The most recent Oculus Quest 2 replace hints that its successor is nearer than we predict

The Oculus Quest 2’s latest update includes references to features it doesn’t have – indicating that Meta’s Project Cambria headset could be nearer than we realize.

Right now those of you signed up to the Oculus Quest 2’s public test channel can download an in-progress version of the v43 update. In exchange for some features potentially being a little buggier than Meta would like for a full release, you can try out new settings and options before most other users.

But new features sometimes mean you need to grant your headset and games new permissions so they can use your personal data in a different way than before.

As spotted by u/deliciouspotato2 on Reddit (opens in new tab)the latest update now includes the Oculus Quest 2 asking to access your eye tracking and facial expressions – with the options currently only available for Meta’s Horizon Worlds metaverse platform.

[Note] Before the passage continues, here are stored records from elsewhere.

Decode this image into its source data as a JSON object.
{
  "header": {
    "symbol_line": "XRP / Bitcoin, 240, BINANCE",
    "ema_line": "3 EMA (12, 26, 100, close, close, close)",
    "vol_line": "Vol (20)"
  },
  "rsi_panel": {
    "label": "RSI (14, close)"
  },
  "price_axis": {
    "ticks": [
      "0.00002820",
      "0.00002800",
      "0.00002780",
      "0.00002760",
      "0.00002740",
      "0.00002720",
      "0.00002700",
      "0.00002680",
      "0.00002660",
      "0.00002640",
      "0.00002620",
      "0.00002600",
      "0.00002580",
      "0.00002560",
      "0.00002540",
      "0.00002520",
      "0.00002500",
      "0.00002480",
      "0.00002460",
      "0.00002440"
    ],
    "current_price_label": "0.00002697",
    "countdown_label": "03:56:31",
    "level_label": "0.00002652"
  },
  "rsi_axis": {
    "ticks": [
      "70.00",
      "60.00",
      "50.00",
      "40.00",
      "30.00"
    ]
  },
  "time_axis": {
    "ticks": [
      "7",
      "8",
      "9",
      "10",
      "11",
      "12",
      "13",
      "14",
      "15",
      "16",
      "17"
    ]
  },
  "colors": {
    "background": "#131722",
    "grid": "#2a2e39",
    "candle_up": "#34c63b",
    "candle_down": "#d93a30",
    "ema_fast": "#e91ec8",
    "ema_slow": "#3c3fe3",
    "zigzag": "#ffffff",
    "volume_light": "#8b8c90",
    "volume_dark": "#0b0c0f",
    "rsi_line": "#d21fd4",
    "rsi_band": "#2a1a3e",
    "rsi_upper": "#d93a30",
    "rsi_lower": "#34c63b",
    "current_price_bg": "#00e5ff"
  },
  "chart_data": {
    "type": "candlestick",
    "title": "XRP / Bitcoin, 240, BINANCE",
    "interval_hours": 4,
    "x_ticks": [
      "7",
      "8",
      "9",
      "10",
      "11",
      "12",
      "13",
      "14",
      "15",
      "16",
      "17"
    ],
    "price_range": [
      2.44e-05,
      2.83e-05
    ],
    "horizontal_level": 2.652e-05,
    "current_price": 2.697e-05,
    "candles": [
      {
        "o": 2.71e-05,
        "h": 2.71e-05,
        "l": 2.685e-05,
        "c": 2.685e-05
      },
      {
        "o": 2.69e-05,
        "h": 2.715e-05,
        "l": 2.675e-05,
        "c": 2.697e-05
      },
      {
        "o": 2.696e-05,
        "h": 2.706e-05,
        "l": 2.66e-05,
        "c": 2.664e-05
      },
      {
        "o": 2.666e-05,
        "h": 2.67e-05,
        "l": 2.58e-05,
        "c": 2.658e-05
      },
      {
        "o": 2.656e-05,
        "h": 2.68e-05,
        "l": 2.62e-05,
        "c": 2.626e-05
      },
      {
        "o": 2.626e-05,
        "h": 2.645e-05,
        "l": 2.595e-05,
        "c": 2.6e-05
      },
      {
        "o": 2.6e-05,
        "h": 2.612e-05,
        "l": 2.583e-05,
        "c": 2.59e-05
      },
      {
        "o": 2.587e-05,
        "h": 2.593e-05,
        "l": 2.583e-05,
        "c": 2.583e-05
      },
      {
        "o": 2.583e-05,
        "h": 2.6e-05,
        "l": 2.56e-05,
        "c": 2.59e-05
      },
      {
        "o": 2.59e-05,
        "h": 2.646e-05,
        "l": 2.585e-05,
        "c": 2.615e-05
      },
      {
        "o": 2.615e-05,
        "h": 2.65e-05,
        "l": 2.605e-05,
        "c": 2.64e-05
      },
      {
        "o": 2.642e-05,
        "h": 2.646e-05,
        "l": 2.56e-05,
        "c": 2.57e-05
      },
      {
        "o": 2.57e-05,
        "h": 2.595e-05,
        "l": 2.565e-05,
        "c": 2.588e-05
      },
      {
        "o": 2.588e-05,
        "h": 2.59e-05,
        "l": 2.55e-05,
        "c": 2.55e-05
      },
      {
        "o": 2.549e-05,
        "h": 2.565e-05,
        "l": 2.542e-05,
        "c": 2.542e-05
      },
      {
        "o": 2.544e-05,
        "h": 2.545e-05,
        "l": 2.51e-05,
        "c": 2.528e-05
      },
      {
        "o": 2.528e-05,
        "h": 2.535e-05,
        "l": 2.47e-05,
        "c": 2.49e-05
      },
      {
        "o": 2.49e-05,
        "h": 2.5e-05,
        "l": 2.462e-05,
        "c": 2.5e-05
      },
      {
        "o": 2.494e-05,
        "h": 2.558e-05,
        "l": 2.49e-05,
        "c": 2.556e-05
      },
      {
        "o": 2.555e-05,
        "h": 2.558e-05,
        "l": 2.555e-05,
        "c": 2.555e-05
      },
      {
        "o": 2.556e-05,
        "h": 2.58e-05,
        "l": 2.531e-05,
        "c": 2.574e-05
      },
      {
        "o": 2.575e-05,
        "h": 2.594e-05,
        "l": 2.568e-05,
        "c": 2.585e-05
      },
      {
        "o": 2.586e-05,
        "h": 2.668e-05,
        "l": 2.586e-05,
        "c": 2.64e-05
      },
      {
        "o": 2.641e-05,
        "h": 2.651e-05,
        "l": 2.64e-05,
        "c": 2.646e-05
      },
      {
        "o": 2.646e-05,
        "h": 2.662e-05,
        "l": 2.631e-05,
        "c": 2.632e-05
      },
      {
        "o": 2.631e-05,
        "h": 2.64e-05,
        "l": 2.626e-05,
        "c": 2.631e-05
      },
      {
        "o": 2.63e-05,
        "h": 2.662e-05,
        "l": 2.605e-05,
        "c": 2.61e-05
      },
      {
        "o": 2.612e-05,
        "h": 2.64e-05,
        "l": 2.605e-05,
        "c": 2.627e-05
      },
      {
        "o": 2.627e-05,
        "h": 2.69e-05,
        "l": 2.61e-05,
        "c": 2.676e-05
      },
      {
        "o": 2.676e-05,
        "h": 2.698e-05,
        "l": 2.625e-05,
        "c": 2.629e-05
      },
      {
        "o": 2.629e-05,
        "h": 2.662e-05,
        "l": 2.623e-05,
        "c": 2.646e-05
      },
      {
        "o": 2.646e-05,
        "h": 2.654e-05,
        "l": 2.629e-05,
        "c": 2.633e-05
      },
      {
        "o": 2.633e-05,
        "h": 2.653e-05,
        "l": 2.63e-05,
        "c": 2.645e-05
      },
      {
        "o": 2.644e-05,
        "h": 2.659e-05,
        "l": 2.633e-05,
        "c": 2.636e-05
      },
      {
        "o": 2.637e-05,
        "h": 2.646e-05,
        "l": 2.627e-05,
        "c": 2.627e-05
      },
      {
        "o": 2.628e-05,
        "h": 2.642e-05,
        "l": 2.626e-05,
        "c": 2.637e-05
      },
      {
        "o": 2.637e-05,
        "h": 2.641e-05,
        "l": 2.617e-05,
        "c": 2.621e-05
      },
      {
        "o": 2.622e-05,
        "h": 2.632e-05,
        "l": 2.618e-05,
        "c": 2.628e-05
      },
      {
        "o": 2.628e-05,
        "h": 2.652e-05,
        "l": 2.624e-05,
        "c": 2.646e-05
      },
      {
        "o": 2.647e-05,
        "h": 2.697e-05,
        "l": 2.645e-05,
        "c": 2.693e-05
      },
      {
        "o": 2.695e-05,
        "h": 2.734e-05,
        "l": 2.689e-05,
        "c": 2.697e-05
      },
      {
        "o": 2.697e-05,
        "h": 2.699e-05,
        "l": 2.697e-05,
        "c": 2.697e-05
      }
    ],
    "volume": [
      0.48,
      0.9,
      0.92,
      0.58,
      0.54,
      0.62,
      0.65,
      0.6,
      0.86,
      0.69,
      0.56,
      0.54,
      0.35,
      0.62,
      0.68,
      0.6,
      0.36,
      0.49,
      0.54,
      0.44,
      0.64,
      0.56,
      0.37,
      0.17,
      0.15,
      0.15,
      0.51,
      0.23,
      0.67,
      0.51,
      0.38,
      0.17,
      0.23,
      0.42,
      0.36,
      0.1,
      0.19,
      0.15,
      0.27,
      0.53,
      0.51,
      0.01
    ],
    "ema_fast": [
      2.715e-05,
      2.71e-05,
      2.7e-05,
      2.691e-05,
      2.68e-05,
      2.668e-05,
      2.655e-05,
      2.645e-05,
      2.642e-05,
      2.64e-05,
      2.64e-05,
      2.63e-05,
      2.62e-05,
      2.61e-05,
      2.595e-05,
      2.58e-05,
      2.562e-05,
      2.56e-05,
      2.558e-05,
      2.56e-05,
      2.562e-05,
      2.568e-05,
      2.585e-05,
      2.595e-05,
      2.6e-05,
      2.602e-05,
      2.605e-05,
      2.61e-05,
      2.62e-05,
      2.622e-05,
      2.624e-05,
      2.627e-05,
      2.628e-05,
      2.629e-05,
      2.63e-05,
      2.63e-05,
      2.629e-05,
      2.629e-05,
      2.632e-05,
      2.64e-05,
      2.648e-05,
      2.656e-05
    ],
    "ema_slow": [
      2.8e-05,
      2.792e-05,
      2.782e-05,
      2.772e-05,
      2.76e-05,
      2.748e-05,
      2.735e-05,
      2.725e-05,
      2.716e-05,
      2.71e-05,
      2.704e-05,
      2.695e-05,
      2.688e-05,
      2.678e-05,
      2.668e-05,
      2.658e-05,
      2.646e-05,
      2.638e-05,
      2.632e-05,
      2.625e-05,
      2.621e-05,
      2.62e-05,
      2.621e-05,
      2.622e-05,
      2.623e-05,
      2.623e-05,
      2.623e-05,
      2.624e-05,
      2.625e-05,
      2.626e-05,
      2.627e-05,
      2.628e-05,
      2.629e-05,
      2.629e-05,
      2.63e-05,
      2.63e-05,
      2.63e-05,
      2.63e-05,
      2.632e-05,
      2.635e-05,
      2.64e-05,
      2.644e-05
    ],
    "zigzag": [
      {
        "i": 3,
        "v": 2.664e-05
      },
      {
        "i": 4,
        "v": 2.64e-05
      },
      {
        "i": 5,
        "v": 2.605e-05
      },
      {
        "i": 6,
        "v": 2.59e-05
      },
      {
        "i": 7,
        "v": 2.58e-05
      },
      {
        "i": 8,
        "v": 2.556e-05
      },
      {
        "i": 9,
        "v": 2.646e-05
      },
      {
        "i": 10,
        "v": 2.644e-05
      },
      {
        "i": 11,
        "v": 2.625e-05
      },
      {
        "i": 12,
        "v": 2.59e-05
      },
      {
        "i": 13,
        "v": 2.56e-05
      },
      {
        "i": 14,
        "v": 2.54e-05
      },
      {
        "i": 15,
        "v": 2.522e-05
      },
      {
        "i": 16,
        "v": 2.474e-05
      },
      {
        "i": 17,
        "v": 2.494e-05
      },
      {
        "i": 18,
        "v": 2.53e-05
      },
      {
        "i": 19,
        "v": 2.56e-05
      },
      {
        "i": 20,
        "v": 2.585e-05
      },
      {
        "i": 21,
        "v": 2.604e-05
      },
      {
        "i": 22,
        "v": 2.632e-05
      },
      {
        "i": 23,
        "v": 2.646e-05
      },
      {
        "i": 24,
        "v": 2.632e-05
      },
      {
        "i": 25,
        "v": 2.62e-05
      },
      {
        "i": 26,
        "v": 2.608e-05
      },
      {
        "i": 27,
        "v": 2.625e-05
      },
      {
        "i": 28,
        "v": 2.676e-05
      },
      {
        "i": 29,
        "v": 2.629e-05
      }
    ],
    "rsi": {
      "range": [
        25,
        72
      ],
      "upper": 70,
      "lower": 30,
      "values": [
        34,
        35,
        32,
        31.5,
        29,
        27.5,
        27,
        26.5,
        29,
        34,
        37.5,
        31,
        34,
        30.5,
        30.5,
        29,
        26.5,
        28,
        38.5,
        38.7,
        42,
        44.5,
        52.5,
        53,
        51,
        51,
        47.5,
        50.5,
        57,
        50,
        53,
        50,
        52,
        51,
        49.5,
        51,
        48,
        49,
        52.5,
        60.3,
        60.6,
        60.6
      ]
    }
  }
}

What’s interesting about these permissions though is that they’re completely irrelevant on the Oculus Quest 2. No matter how hard the headset tries it lacks the hardware needed to track your face and eyes.

Instead, these permissions are likely to be vital for the upcoming Project Cambria headset. When Meta announced it back at Facebook Connect in October 2021, these next-gen features were highlighted as the tech needed to take its VR hardware up a level.

Since the announcement, Meta has reaffirmed its plans multiple times to launch Cambria in 2022 (such as in this recent mixed-reality demo), but right now there isn’t anything concrete. However, the v43 update’s new permissions suggest that a launch is just around the corner.

Cambria’s coming, but when?

We’re already in August, so Meta only has five months left to keep its 2022 release date promise for Cambria. As such, we were expecting news to come fairly soon, but the update’s details indicate that an announcement could be coming in the next couple of months.

Given how important it is to give people control over their personal data, it’s no surprise that Meta would want to fine-tune the features above, which are designed to let us control when our eyes and expressions are tracked (and to stop that tracking when we don’t want to be monitored).

However, Meta can’t ask for the right permissions to track a user’s face and eyes until it has worked out exactly how the features work and what data it needs to collect. As such adding permission requests would likely be one of the last details it has to fine-tune before Cambria launches as by this stage the features themselves should be finalized. This means Cambria is likely in the final stages of development and is just about ready to be used by regular folk.

Because of this, there’s a strong chance we’ll hear more about Project Cambria in August or September (which is also when the v43 update is likely to launch for all users). We’ll just have to wait and see what Meta announces over the coming months. Be sure to check back regularly for all the latest Project Cambria news.

Want something you can use today? Check out the best Oculus Quest 2 games you can play right now.